Diese Ausrichtung der Stadt auf Bewegung, Beweglichkeit und Bewegte hin scheint wie eine Zementierung des Klischees vom rastlosen, hypernervösen Japaner, der verlernt hat, zu bleiben. Dabei ist es gerade diese Flexibilität der Räume, die jeden Ort zu einer Insel der Intimität machen kann. Nur dass eben diese Inseln nicht durch Mauern nach außen hin abgeschotet, sondern durch Anwesenheiten oder gesellschaftliche Abmachungen definiert sind. Erstes Beispiel: Die überfüllten U-Bahnen lassen auf den ersten Blick keinen Gedanken an Intimität aufkommen, dicht an dicht drängen sich die Menschen, Schulter an Schulter sitzen sie nebeneinander auf gegenüberliegenden Sitzbänken. Bald fällt einem aber auf, dass die meisten schlafen, eine höchst intime Tätigkeit, die gerade deshalb bei uns im öffentlichen Raum keinen Platz

hat (öffentliche Schläfer stehen bei uns im Kontext von Alkoholismus und Obdachlosigkeit). Und diejenigen, die nicht schlafen, schauen nicht - was übrigens eine Konstante der japanischen Blickkultur darstellt und die Voraussetzung dafür ist, dass Intimität in der Öffentlichkeit überhaupt entstehen kann. Man hat hier fast den Eindruck, dass der Blick für die Japaner hörbar ist, als Anrede gilt, auf die in jedem Fall Ansprache folgen muss, um seine Bedeutung konkret zu machen.
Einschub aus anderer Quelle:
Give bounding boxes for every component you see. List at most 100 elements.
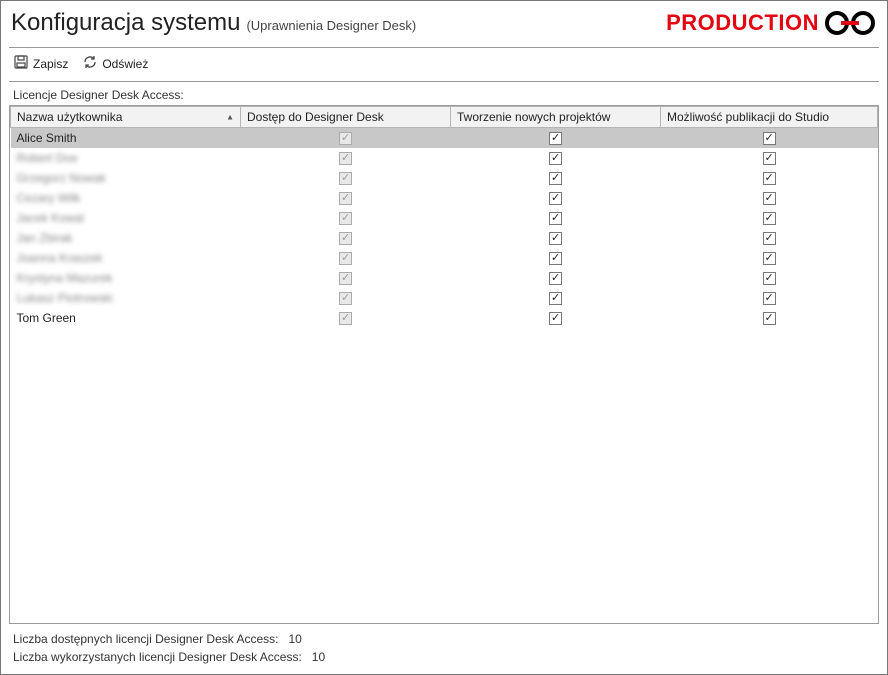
check-icon: ✓ <box>341 252 350 265</box>
check-icon: ✓ <box>765 232 774 245</box>
access-checkbox: ✓ <box>339 312 352 325</box>
check-icon: ✓ <box>765 192 774 205</box>
table-row[interactable]: Cezary Wilk ✓ ✓ ✓ <box>11 188 878 208</box>
check-icon: ✓ <box>551 192 560 205</box>
section-label: Licencje Designer Desk Access: <box>9 82 879 105</box>
user-name: Tom Green <box>17 311 76 325</box>
create-cell: ✓ <box>451 208 661 228</box>
table-row[interactable]: Jan Zbirak✓✓✓ <box>11 228 878 248</box>
access-cell: ✓ <box>241 128 451 148</box>
available-licenses-label: Liczba dostępnych licencji Designer Desk… <box>13 632 278 646</box>
check-icon: ✓ <box>551 232 560 245</box>
create-cell: ✓ <box>451 168 661 188</box>
check-icon: ✓ <box>765 132 774 145</box>
create-checkbox[interactable]: ✓ <box>549 272 562 285</box>
create-cell: ✓ <box>451 128 661 148</box>
column-header-user[interactable]: Nazwa użytkownika ▲ <box>11 107 241 128</box>
column-header-access[interactable]: Dostęp do Designer Desk <box>241 107 451 128</box>
publish-checkbox[interactable]: ✓ <box>763 312 776 325</box>
user-name: Krystyna Mazurek <box>17 271 113 285</box>
check-icon: ✓ <box>341 272 350 285</box>
table-row[interactable]: Alice Smith ✓ ✓ ✓ <box>11 128 878 148</box>
publish-checkbox[interactable]: ✓ <box>763 192 776 205</box>
table-row[interactable]: Lukasz Piotrowski ✓ ✓ ✓ <box>11 288 878 308</box>
grid-empty-space <box>10 328 878 624</box>
create-checkbox[interactable]: ✓ <box>549 292 562 305</box>
publish-checkbox[interactable]: ✓ <box>763 132 776 145</box>
table-row[interactable]: Krystyna Mazurek ✓ ✓ ✓ <box>11 268 878 288</box>
column-header-publish[interactable]: Możliwość publikacji do Studio <box>661 107 878 128</box>
save-button[interactable]: Zapisz <box>13 54 68 73</box>
user-cell: Grzegorz Nowak <box>11 168 241 188</box>
publish-checkbox[interactable]: ✓ <box>763 172 776 185</box>
check-icon: ✓ <box>551 252 560 265</box>
create-cell: ✓ <box>451 228 661 248</box>
user-name: Cezary Wilk <box>17 191 81 205</box>
access-checkbox: ✓ <box>339 152 352 165</box>
used-licenses-row: Liczba wykorzystanych licencji Designer … <box>13 648 875 666</box>
access-cell: ✓ <box>241 188 451 208</box>
publish-checkbox[interactable]: ✓ <box>763 212 776 225</box>
user-cell: Lukasz Piotrowski <box>11 288 241 308</box>
content-area: Licencje Designer Desk Access: Nazwa uży… <box>9 82 879 666</box>
column-header-user-label: Nazwa użytkownika <box>17 110 122 124</box>
user-name: Jacek Kowal <box>17 211 84 225</box>
access-checkbox: ✓ <box>339 172 352 185</box>
create-checkbox[interactable]: ✓ <box>549 232 562 245</box>
user-cell: Jacek Kowal <box>11 208 241 228</box>
publish-cell: ✓ <box>661 208 878 228</box>
check-icon: ✓ <box>341 232 350 245</box>
publish-cell: ✓ <box>661 268 878 288</box>
user-cell: Alice Smith <box>11 128 241 148</box>
publish-checkbox[interactable]: ✓ <box>763 292 776 305</box>
check-icon: ✓ <box>341 312 350 325</box>
toolbar: Zapisz Odśwież <box>9 47 879 82</box>
brand-block: PRODUCTION <box>666 10 877 36</box>
publish-checkbox[interactable]: ✓ <box>763 252 776 265</box>
available-licenses-row: Liczba dostępnych licencji Designer Desk… <box>13 630 875 648</box>
licenses-table: Nazwa użytkownika ▲ Dostęp do Designer D… <box>10 106 878 328</box>
check-icon: ✓ <box>551 312 560 325</box>
column-header-create[interactable]: Tworzenie nowych projektów <box>451 107 661 128</box>
create-checkbox[interactable]: ✓ <box>549 172 562 185</box>
create-checkbox[interactable]: ✓ <box>549 212 562 225</box>
check-icon: ✓ <box>341 192 350 205</box>
access-cell: ✓ <box>241 288 451 308</box>
table-row[interactable]: Robert Doe✓✓✓ <box>11 148 878 168</box>
check-icon: ✓ <box>765 312 774 325</box>
create-checkbox[interactable]: ✓ <box>549 312 562 325</box>
refresh-button[interactable]: Odśwież <box>82 54 148 73</box>
user-cell: Cezary Wilk <box>11 188 241 208</box>
publish-cell: ✓ <box>661 188 878 208</box>
create-checkbox[interactable]: ✓ <box>549 192 562 205</box>
table-row[interactable]: Joanna Kraszek✓✓✓ <box>11 248 878 268</box>
access-cell: ✓ <box>241 228 451 248</box>
create-cell: ✓ <box>451 248 661 268</box>
access-cell: ✓ <box>241 208 451 228</box>
brand-logo-icon <box>823 10 877 36</box>
app-window: Konfiguracja systemu (Uprawnienia Design… <box>0 0 888 675</box>
check-icon: ✓ <box>765 252 774 265</box>
page-subtitle: (Uprawnienia Designer Desk) <box>246 18 416 33</box>
publish-cell: ✓ <box>661 308 878 328</box>
access-checkbox: ✓ <box>339 132 352 145</box>
page-title: Konfiguracja systemu <box>11 9 240 37</box>
publish-checkbox[interactable]: ✓ <box>763 152 776 165</box>
table-row[interactable]: Grzegorz Nowak ✓ ✓ ✓ <box>11 168 878 188</box>
check-icon: ✓ <box>551 272 560 285</box>
check-icon: ✓ <box>765 172 774 185</box>
table-row[interactable]: Tom Green ✓ ✓ ✓ <box>11 308 878 328</box>
footer: Liczba dostępnych licencji Designer Desk… <box>9 624 879 666</box>
check-icon: ✓ <box>341 292 350 305</box>
create-cell: ✓ <box>451 148 661 168</box>
access-checkbox: ✓ <box>339 232 352 245</box>
create-checkbox[interactable]: ✓ <box>549 252 562 265</box>
publish-cell: ✓ <box>661 128 878 148</box>
create-checkbox[interactable]: ✓ <box>549 152 562 165</box>
create-checkbox[interactable]: ✓ <box>549 132 562 145</box>
publish-checkbox[interactable]: ✓ <box>763 232 776 245</box>
publish-cell: ✓ <box>661 228 878 248</box>
table-row[interactable]: Jacek Kowal ✓ ✓ ✓ <box>11 208 878 228</box>
publish-checkbox[interactable]: ✓ <box>763 272 776 285</box>
licenses-grid: Nazwa użytkownika ▲ Dostęp do Designer D… <box>9 105 879 624</box>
Zweites Beispiel: Spätnachts torkeln drei Geschäftsmänner in Anzug und Krawatte stockbesoffen durchs Rotlichtviertel, einer kickt vor den Augen eines Ordnungshüters einen Verkehrskegel um, der zweite kotzt in die Mülltonne, der dritte überwacht beschwichtigend die Szenerie und grenzt die Gruppe dadurch von der Außenwelt ab, weshalb sich auch niemand, einschließlich des Ordnungshüters, um sie kümmert.

"Baby sein"

Der japanische Soziologe Doi Takeo sieht in seinem Buch "Anatomy of Independence" im Verb amaeru den Schlüsselbegriff zum Verständnis der japanischen Gesellschaft. Es lässt sich etwa mit Baby sein übersetzen und bezeichnet für ihn die Kunst, zu wissen, wann man sich gehen lassen kann, also von welchem Gegenüber man zu welchem Zeitpunkt Nachsicht, Verwöhnung und Hingabe erwarten, ihm also wie ein Kind seiner Mutter begegnen darf. Der richtige Zeitpunkt spielt also die Hauptrolle, weniger der richtige Ort.
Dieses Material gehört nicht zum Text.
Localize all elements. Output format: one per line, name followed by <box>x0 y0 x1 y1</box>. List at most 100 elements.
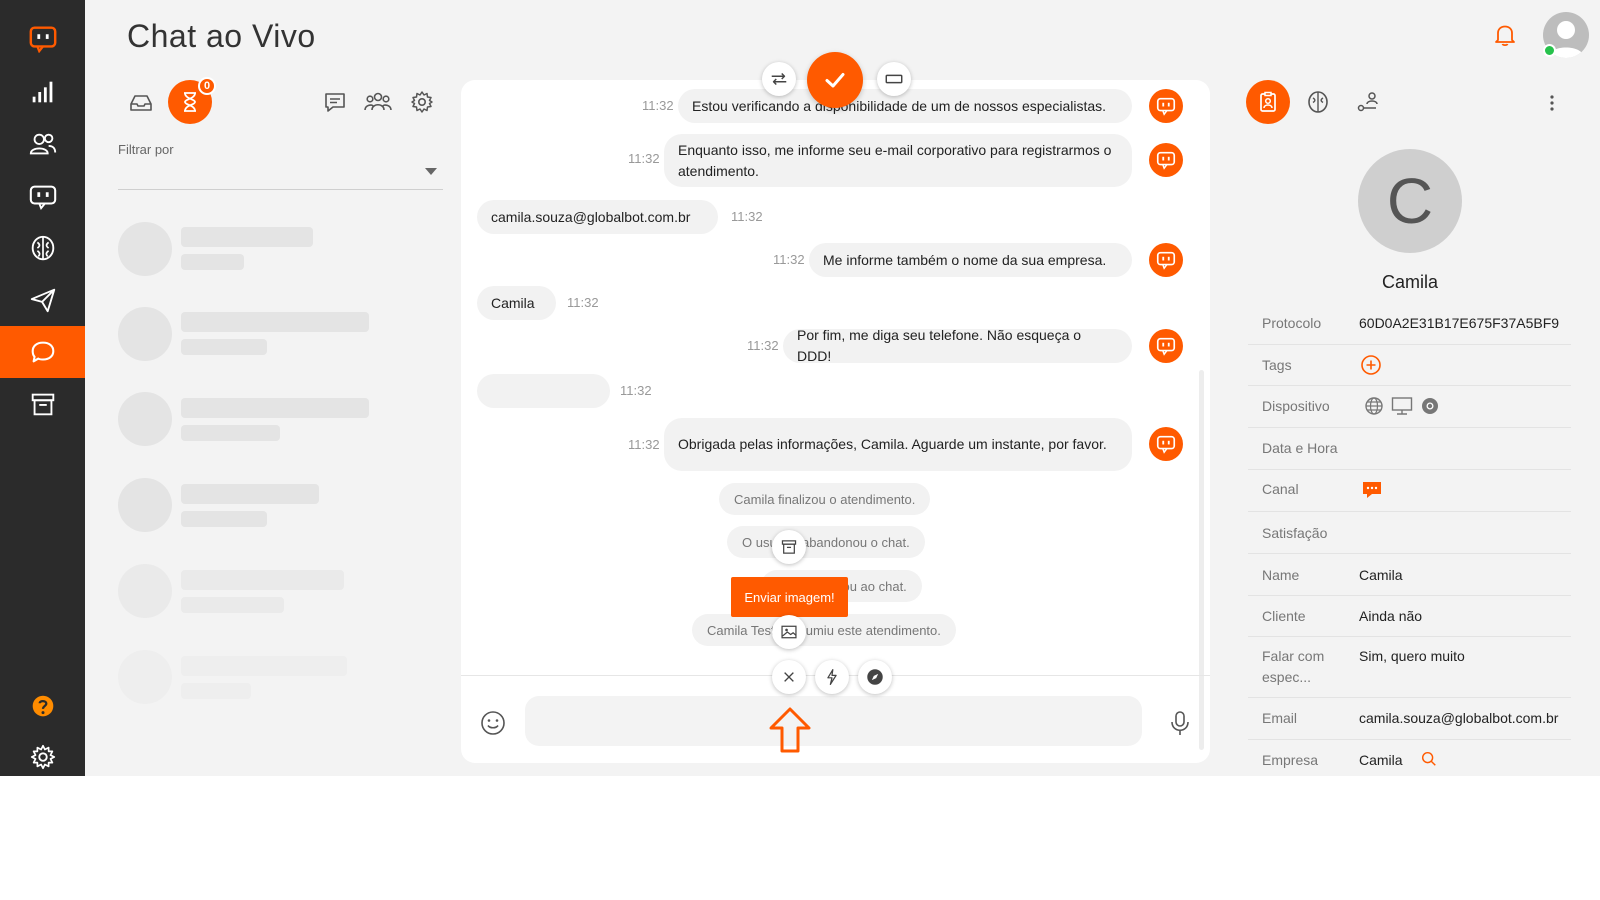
skeleton-avatar <box>118 650 172 704</box>
bot-message: Me informe também o nome da sua empresa. <box>809 243 1132 277</box>
route-user-icon <box>1357 92 1378 112</box>
page-title: Chat ao Vivo <box>127 18 316 54</box>
info-value: Ainda não <box>1359 608 1423 624</box>
transfer-icon <box>771 73 787 85</box>
user-message: camila.souza@globalbot.com.br <box>477 200 718 234</box>
skeleton-line <box>181 254 244 270</box>
explore-button[interactable] <box>858 660 892 694</box>
send-image-button[interactable] <box>772 615 806 649</box>
close-icon <box>784 672 794 682</box>
bots-icon[interactable] <box>0 170 85 222</box>
app-window: Chat ao Vivo 0 Filtrar por 11:32 Estou v… <box>0 0 1600 776</box>
message-time: 11:32 <box>773 252 805 267</box>
more-options-icon[interactable] <box>1537 88 1567 118</box>
archive-icon <box>781 540 797 554</box>
info-label: Name <box>1262 567 1300 583</box>
skeleton-line <box>181 597 284 613</box>
desktop-icon <box>1391 396 1413 421</box>
info-value: 60D0A2E31B17E675F37A5BF9 <box>1359 315 1560 331</box>
lightning-icon <box>827 669 837 685</box>
inbox-icon[interactable] <box>126 88 156 118</box>
team-icon[interactable] <box>363 87 393 117</box>
info-row-device: Dispositivo <box>1248 386 1571 428</box>
tab-contact-info[interactable] <box>1246 80 1290 124</box>
image-icon <box>781 625 797 639</box>
filter-select[interactable] <box>118 160 443 190</box>
check-icon <box>825 73 845 88</box>
message-time: 11:32 <box>642 98 674 113</box>
system-message: Camila finalizou o atendimento. <box>719 483 931 515</box>
system-message: O usuário abandonou o chat. <box>727 526 925 558</box>
hourglass-icon <box>184 92 196 112</box>
skeleton-avatar <box>118 478 172 532</box>
quick-reply-button[interactable] <box>815 660 849 694</box>
queue-count-badge: 0 <box>198 77 216 95</box>
skeleton-line <box>181 312 369 332</box>
info-row-tags: Tags <box>1248 345 1571 386</box>
analytics-icon[interactable] <box>0 66 85 118</box>
skeleton-line <box>181 656 347 676</box>
bot-message: Por fim, me diga seu telefone. Não esque… <box>783 327 1132 364</box>
help-icon[interactable] <box>0 680 85 732</box>
archive-icon[interactable] <box>0 378 85 430</box>
add-tag-icon[interactable] <box>1360 354 1382 381</box>
contact-avatar: C <box>1358 149 1462 253</box>
info-value: Sim, quero muito <box>1359 648 1465 664</box>
tab-brain[interactable] <box>1296 80 1340 124</box>
bot-message: Enquanto isso, me informe seu e-mail cor… <box>664 134 1132 187</box>
emoji-icon[interactable] <box>478 708 508 738</box>
transfer-button[interactable] <box>762 62 796 96</box>
bot-message: Estou verificando a disponibilidade de u… <box>678 89 1132 123</box>
contact-name: Camila <box>1381 272 1438 292</box>
chat-scrollbar[interactable] <box>1199 370 1204 750</box>
logo-icon[interactable] <box>0 12 85 64</box>
users-icon[interactable] <box>0 118 85 170</box>
info-label: Data e Hora <box>1262 440 1338 456</box>
bot-avatar-icon <box>1149 427 1183 461</box>
info-value: camila.souza@globalbot.com.br <box>1359 710 1559 726</box>
info-label: Satisfação <box>1262 525 1328 541</box>
info-row-satisfaction: Satisfação <box>1248 512 1571 554</box>
skeleton-line <box>181 570 344 590</box>
user-message: Camila <box>477 286 556 320</box>
info-row-specialist: Falar com espec... Sim, quero muito <box>1248 637 1571 698</box>
sidebar-nav <box>0 0 85 776</box>
chat-icon[interactable] <box>0 326 85 378</box>
info-row-datetime: Data e Hora <box>1248 428 1571 470</box>
skeleton-line <box>181 425 280 441</box>
message-time: 11:32 <box>731 209 763 224</box>
bot-avatar-icon <box>1149 243 1183 277</box>
message-time: 11:32 <box>747 338 779 353</box>
online-status-dot <box>1543 44 1556 57</box>
rectangle-icon <box>885 74 903 84</box>
settings-icon[interactable] <box>0 731 85 776</box>
chat-channel-icon <box>1360 479 1384 506</box>
bell-icon[interactable] <box>1492 22 1518 48</box>
info-row-name: Name Camila <box>1248 554 1571 596</box>
messages-icon[interactable] <box>320 87 350 117</box>
close-actions-button[interactable] <box>772 660 806 694</box>
finish-chat-button[interactable] <box>807 52 863 108</box>
list-settings-icon[interactable] <box>407 87 437 117</box>
message-time: 11:32 <box>567 295 599 310</box>
info-row-client: Cliente Ainda não <box>1248 596 1571 637</box>
brain-icon <box>1308 91 1328 113</box>
bot-avatar-icon <box>1149 143 1183 177</box>
archive-chat-button[interactable] <box>772 530 806 564</box>
send-icon[interactable] <box>0 274 85 326</box>
skeleton-avatar <box>118 307 172 361</box>
message-input[interactable] <box>525 696 1142 746</box>
message-time: 11:32 <box>628 151 660 166</box>
info-label: Cliente <box>1262 608 1306 624</box>
tab-journey[interactable] <box>1346 80 1390 124</box>
info-value: Camila <box>1359 567 1403 583</box>
search-icon[interactable] <box>1420 750 1438 773</box>
skeleton-line <box>181 511 267 527</box>
microphone-icon[interactable] <box>1165 708 1195 738</box>
message-time: 11:32 <box>628 437 660 452</box>
minimize-button[interactable] <box>877 62 911 96</box>
info-label: Email <box>1262 710 1298 726</box>
info-row-company: Empresa Camila <box>1248 740 1571 776</box>
brain-icon[interactable] <box>0 222 85 274</box>
chevron-down-icon <box>425 168 437 175</box>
Den wirklich ruhigen Winkel, der für uns die Voraussetzung für Intimität ist, hat es in Japan ja auch nie gegeben. Betrachtet man das traditionelle Wohnhaus, fällt zuallererst das Fehlen massiver Begrenzungen auf. Die Wände waren dünn - meist nur ein papierbespannter Holzrahmen - und ließen sich in den meisten Fällen verschieben oder sogar vollständig entfernen. Das Bett, der Nullpunkt des täglichen Lebens, hatte seinen festen Platz nicht in einer dunklen Ecke des Raumes, sondern war - wie alles Mobiliar - beweglich und wurde nur für die Zeit des Gebrauchs hervorgeholt. Der Raum war also leer und wartete darauf, von den Anwesenden "bespielt", mit Identität versehen zu werden.
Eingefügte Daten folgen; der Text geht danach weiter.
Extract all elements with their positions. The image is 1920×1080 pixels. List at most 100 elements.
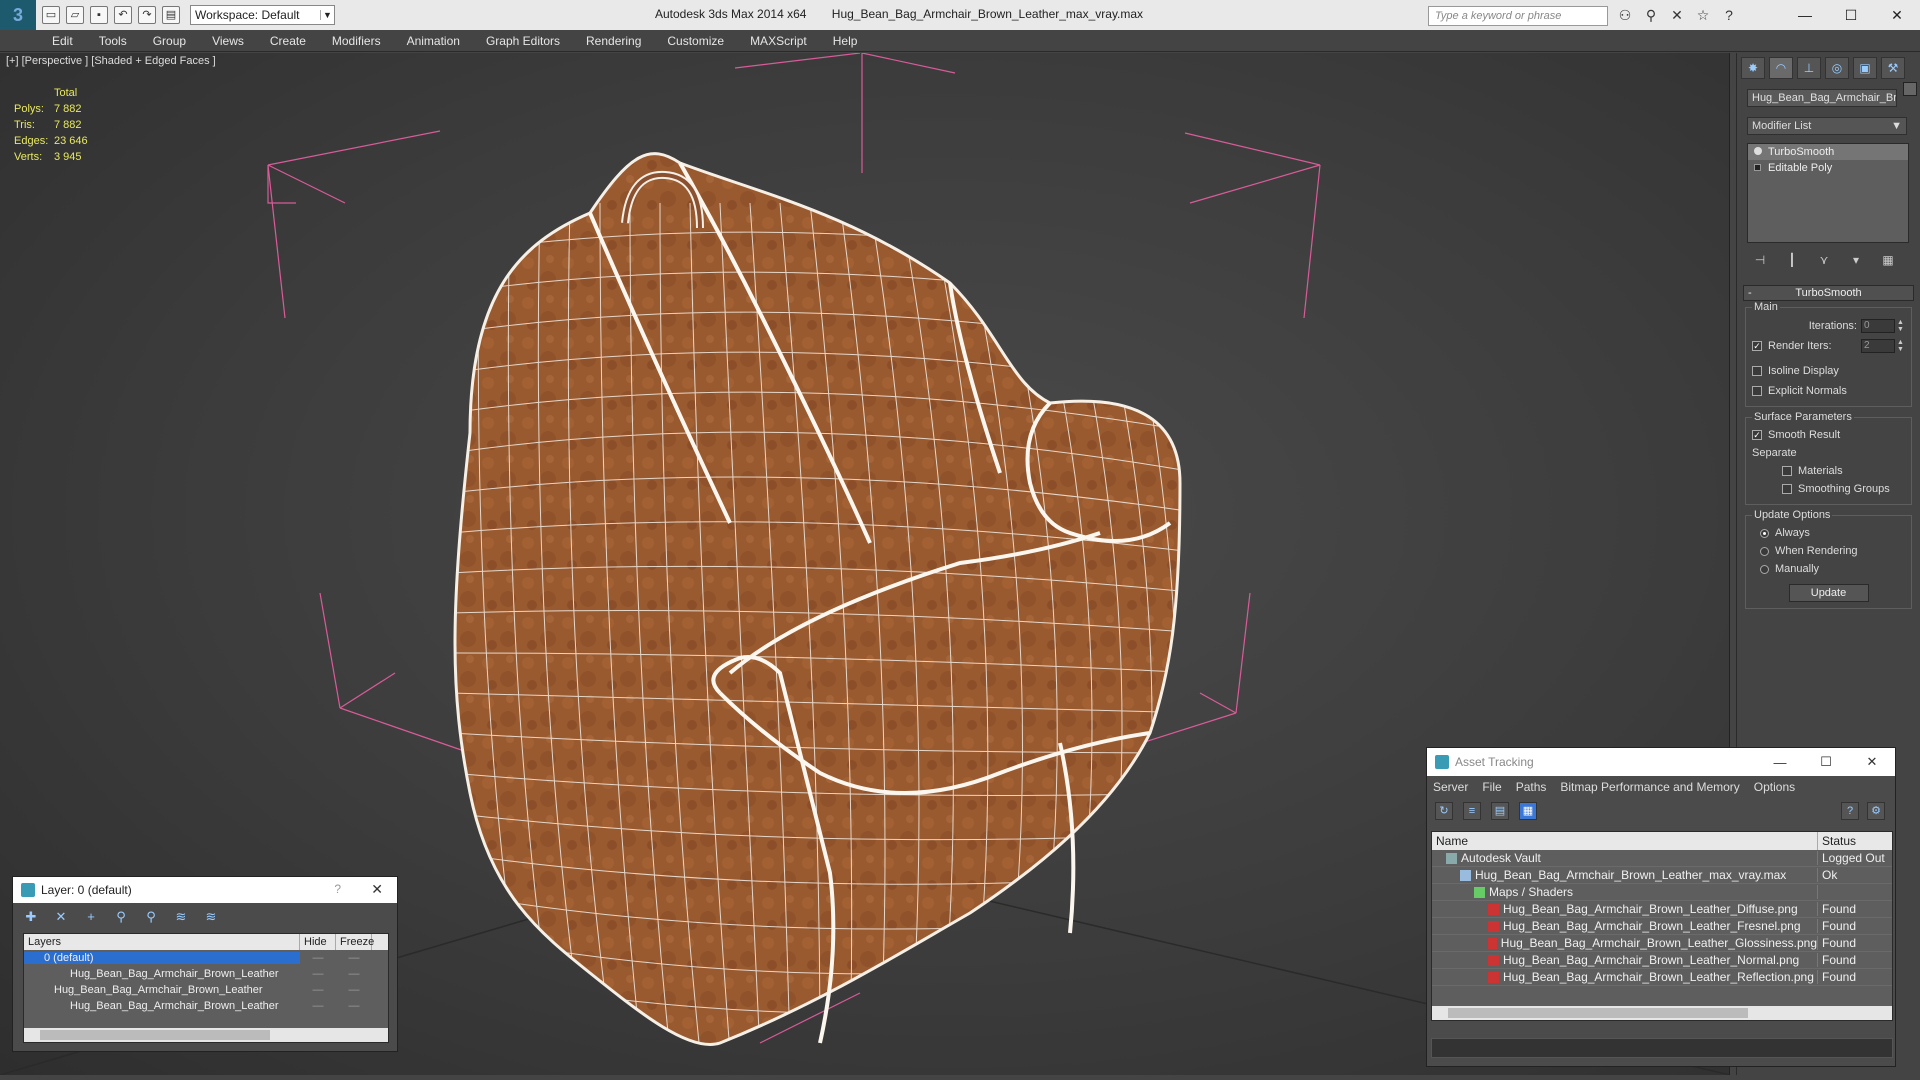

Ebenso verhielt es sich mit den Plätzen in der Stadt. Sie waren nicht von der Obrigkeit errichtet worden, mit Gebäuden als sichtbaren Zeichen ihres Machtanspruchs, vielmehr kamen Plätze "zufällig" zustande, durch das Zusammenlaufen von Verkehrsadern an Brückenköpfen, oder weil aus Gründen der Brandprävention breite Schneisen in die Stadt geschlagen wurden. Diese symbolisch vakanten Plätze wurden also der Bevölkerung überlassen, die sie bereitwillig mit ihrem Alltag bespielte. Womit wir wieder beim Anfang wären und der Frage, wohin man in Tokio gehen muss, um Tokio zu sehen.